Another challenge is the detailed adjustment of the bite during anastomosis. If sutures are not made with an appropriate bite for each stitch, wrinkling of the vascular wall at the anastomotic site may occur. In addition, if the bite is too small, the vessel wall may be avoided during anastomosis. However, if the bite is too large, it may cause anastomotic occlusion due to the exposure of the intima at the anastomotic site.

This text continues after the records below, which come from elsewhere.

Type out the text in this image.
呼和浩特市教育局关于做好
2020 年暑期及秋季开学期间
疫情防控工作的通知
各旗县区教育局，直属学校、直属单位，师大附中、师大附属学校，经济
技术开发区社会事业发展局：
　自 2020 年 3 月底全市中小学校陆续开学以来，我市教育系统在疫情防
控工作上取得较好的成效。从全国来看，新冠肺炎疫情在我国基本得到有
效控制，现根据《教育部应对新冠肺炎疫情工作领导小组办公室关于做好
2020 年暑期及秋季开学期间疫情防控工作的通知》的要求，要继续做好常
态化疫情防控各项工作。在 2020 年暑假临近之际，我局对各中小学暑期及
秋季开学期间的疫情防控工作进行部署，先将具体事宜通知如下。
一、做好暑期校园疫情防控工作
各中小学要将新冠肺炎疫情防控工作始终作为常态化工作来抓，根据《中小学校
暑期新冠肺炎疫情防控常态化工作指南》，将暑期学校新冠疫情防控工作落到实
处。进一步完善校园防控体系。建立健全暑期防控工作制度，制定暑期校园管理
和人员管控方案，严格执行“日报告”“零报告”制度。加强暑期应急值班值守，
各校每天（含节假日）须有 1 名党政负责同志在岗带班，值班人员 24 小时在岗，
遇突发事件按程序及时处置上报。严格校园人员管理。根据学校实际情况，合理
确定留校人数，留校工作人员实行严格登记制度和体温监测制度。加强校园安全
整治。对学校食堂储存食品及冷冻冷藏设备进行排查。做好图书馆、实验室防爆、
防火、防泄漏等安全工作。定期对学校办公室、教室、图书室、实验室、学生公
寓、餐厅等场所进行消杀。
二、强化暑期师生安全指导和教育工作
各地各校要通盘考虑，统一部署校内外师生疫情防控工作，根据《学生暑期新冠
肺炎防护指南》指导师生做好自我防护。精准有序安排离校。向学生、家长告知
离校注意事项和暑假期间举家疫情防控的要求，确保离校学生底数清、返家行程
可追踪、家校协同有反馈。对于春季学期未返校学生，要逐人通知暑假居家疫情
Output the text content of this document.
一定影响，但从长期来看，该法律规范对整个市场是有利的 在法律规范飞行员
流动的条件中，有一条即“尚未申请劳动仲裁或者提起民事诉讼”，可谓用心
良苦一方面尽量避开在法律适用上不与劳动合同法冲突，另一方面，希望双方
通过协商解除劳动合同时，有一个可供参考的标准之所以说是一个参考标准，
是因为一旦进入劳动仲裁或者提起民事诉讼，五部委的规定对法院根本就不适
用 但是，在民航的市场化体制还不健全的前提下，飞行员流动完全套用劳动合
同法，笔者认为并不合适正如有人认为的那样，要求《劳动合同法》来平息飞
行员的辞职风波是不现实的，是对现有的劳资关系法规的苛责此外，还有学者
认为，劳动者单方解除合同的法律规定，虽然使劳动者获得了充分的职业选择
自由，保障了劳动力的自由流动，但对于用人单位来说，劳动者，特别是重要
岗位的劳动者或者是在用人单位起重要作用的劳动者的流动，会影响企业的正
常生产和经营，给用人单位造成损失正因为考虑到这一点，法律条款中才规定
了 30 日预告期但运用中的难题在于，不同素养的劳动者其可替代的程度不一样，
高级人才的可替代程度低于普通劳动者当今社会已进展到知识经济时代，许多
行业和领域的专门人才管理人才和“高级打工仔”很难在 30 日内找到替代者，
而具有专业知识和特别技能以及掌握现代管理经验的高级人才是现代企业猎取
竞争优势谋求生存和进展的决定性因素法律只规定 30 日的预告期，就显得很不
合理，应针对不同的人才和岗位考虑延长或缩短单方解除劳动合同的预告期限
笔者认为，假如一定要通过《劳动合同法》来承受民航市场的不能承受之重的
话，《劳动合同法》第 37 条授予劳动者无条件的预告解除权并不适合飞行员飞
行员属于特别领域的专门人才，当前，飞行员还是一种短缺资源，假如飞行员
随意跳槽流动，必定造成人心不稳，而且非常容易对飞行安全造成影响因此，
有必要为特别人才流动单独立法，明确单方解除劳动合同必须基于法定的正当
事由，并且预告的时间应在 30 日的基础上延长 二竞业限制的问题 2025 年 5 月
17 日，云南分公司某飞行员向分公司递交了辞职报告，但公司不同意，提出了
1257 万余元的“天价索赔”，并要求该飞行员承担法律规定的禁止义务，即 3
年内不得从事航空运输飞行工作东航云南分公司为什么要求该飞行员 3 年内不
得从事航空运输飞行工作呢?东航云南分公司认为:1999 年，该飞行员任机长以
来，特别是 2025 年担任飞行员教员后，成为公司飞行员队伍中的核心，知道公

In super-microsurgery, failure to adjust the bite even with one stitch can cause torsion of the entire anastomosis, directly affecting its success. The authors are conscious that the bite should be approximately the same size as the thickness of the blood vessel, especially when there is a difference in the caliber of anastomotic vessels.20,21
In an LVA, the most desirable anastomosis is to accurately anastomose lymphatic vessels with good lymphatic flow and veins with a high drainage effect.12,22,23 Lymphatic flow in lymphatic vessels is not directly related to the diameter of the lymph vessels or their size.24,25 In actual surgery, lymphatic vessels with a large diameter but low lymphatic flow due to degeneration, and lymph vessels with a small diameter but with high flow are often identified. 20 Therefore, even with small lymphatic vessels, good lymphatic drainage and associated surgical effects can be expected in some cases of anastomosis. In the present study, venous reflux was observed in three cases. During LVA, the vein and lymphatic vessels must be in close proximity for anastomosis to perform. Some veins may have backflow; however, identifying one with no backflow is preferable as it allows for good drainage. Generally, smaller veins have less backflow from the cut end, and anastomosis of a small but high-flow lymphatic vessel with a slight difference in caliber and no backflow is the most ideal.25–27
Once a surgeon is familiarized with this anastomosis procedure, they can typically perform one anastomosis in about 10 minutes. For example, in lymphaticovenular anastomosis it takes approximately 15 minutes to identify the lymphatic vessels and veins for anastomosis and closure of the wound, and the entire procedure of 3–4 anastomoses can be performed within 1 hour.
Conclusion
The important points of LVA for lymphatic vessels and veins smaller than 0.5 mm were reported. The condition of lymphatic vessels in patients with lymphedema varies, and the ability to anastomose lymphatic vessels of various sizes to the veins can be applied to a variety of cases at different stages of the disease. Once a surgeon is familiarized with this anastomosis procedure, they can typically perform one anastomosis in about 10 minutes.
Footnotes
Author Disclosure Statement
No competing financial interests exist.
Funding Information
No funding was received for this article.